ТЕПЕРЬ МЫ БЫЛИ УЖЕ ВЫСОКО над землей. По Волге, глухо рокоча, шел буксир; на железнодорожной станции гукал маневровый тепловоз, буфера вагонов лязгали; электростанция ровно шумела, красиво светились на фоне ночного неба огни ее труб — кстати сказать, это одна из крупнейших тепловых электростанций в Европе.
— Самая легкая смерть — это в твоем рассказе, — сказала жена, поднявшись за мной на площадку и тяжело дыша. — Там твой герой сам выкопал себе могилу, лег на нее, подложил под себя гранаты и подорвался — земля осыпалась, закрывая его. Никому никаких хлопот
— Это смерть для бравых военных, — возразил я. — А мы люди простые, едим пряники неписаные, нам нужно ощущение полета.
— Тогда вперед и выше! — сказала она бодро и стала подниматься первой.
В тоне ее голоса была такая решимость, что я остался сидеть, опустив голову: это возле меня живя, моя любимая женщина решительно идет на смерть! Она не оглядывается, ей ничего не жаль, она ничем не дорожит — о чем это говорит? О том прежде всего, мол, я негодяй.
— Все-таки было же кое-что и хорошее в нашей жизни, — словно утешая меня или отвечая каким-то своим мыслям, сказала жена наверху.
— Да ведь мы уходим не потому, что позади не было ничего хорошего, а потому, что впереди темнота, — я говорил это, поднимаясь к ней.
По мере подъема меня все больше заботило то, что опора под нами немного шире, нежели в середине или на вершине, и как бы при падении не задеть арматуру — этак чего доброго переломаешь ребра, переваливаясь по железным трубам-распоркам, словно тряпка, шлепнешься на землю и останешься жить калекой, добавляя себе страданий.
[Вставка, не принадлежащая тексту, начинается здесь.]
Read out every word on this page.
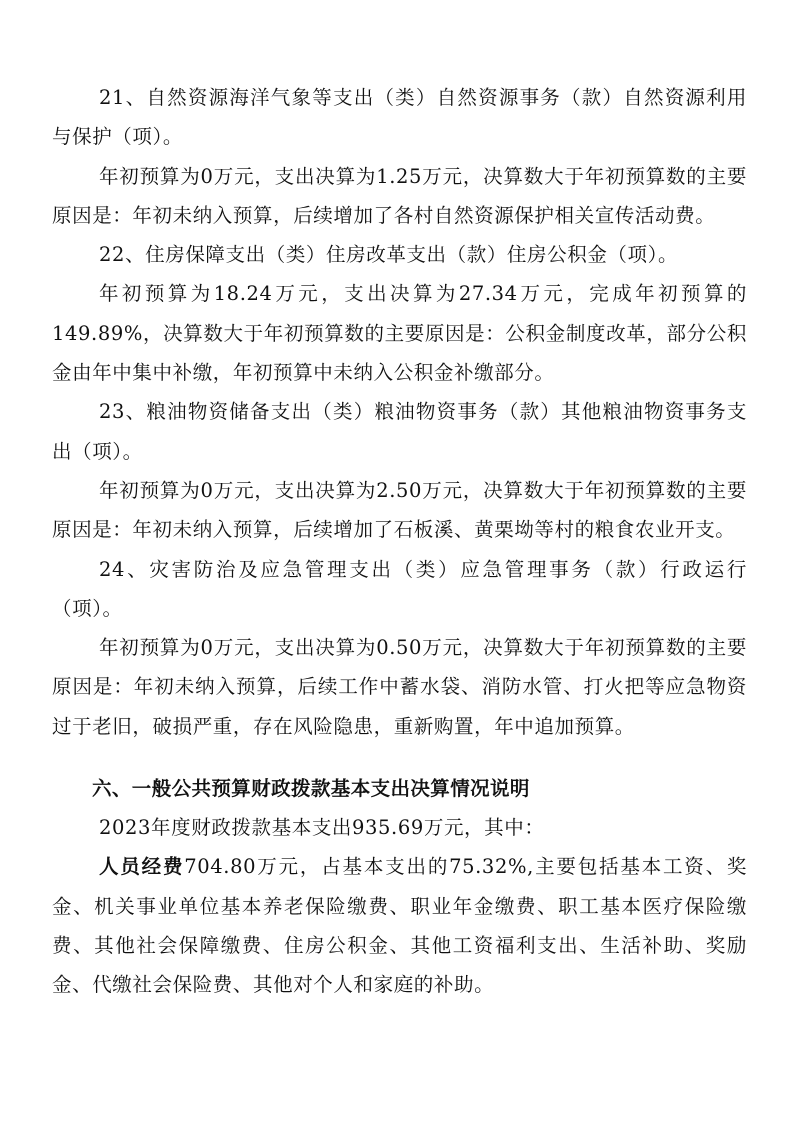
21、自然资源海洋气象等支出（类）自然资源事务（款）自然资源利用与保护（项）。

年初预算为0万元，支出决算为1.25万元，决算数大于年初预算数的主要原因是：年初未纳入预算，后续增加了各村自然资源保护相关宣传活动费。

22、住房保障支出（类）住房改革支出（款）住房公积金（项）。

年初预算为18.24万元，支出决算为27.34万元，完成年初预算的149.89%，决算数大于年初预算数的主要原因是：公积金制度改革，部分公积金由年中集中补缴，年初预算中未纳入公积金补缴部分。

23、粮油物资储备支出（类）粮油物资事务（款）其他粮油物资事务支出（项）。

年初预算为0万元，支出决算为2.50万元，决算数大于年初预算数的主要原因是：年初未纳入预算，后续增加了石板溪、黄栗坳等村的粮食农业开支。

24、灾害防治及应急管理支出（类）应急管理事务（款）行政运行（项）。

年初预算为0万元，支出决算为0.50万元，决算数大于年初预算数的主要原因是：年初未纳入预算，后续工作中蓄水袋、消防水管、打火把等应急物资过于老旧，破损严重，存在风险隐患，重新购置，年中追加预算。

六、一般公共预算财政拨款基本支出决算情况说明

2023年度财政拨款基本支出935.69万元，其中：

人员经费704.80万元，占基本支出的75.32%,主要包括基本工资、奖金、机关事业单位基本养老保险缴费、职业年金缴费、职工基本医疗保险缴费、其他社会保障缴费、住房公积金、其他工资福利支出、生活补助、奖励金、代缴社会保险费、其他对个人和家庭的补助。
“Церковь не жалует самоубийц, — размышлял я. — Каждый из них наносит прямое оскорбление Богу — Он создал этот дивный мир для человека, а человек пренебрег им, презрел его… Ничего, если мне суждено предстать перед Господом, я сумею объяснить Ему свои мотивы, и Он меня поймет… и простит”.
Надо непременно посильнее оттолкнуться ногами на той, самой верхней, площадке…
“Не забыть бы предупредить об этом жену”.
Я оглядывался, стоя на площадке. Прямо перед нами была Волга; на широком плесе ее мигали редкие бакены, и поздняя моторная лодочка рокотала вдали…
“Браконьер не дремлет.”
Справа от нас была электростанция — хорошо освещенные здания с уходящими в темное небо трубами… Не так давно я был у ее директора. Придя к нему, доверчиво спросил: “Не можете ли вы спасти меня, писателя, по сути дела, от голодной смерти?” Я объяснил ему, что государство меня ограбило, отобрав мои более, чем скромные сбережения, а лишившись возможности издавать книги, я утратил единственный источник дохода.
Директор — мужчина с холеным лицом, любовно выбритым… видно было, что он сытно покушал, у него этакий пищеварительный румянец взошел на гладкие щечки — от полезных веществ, извлеченных организмом из утренней пищи, ликовали в нем жизненные силы, проступая румянцем на щеках и сонной поволокой во взгляде; под щечками этакий нежный-нежный, как бы юношеский жирок, этакий намечающийся милый второй подбородок.
— Возьмите хотя бы сторожем, уборщицей, дежурным у двери, — просил я. — У меня высшее инженерное и высшее филологическое образование; я непьющий, некурящий и очень добросовестный работник; уверен, что справлюсь с порученным делом.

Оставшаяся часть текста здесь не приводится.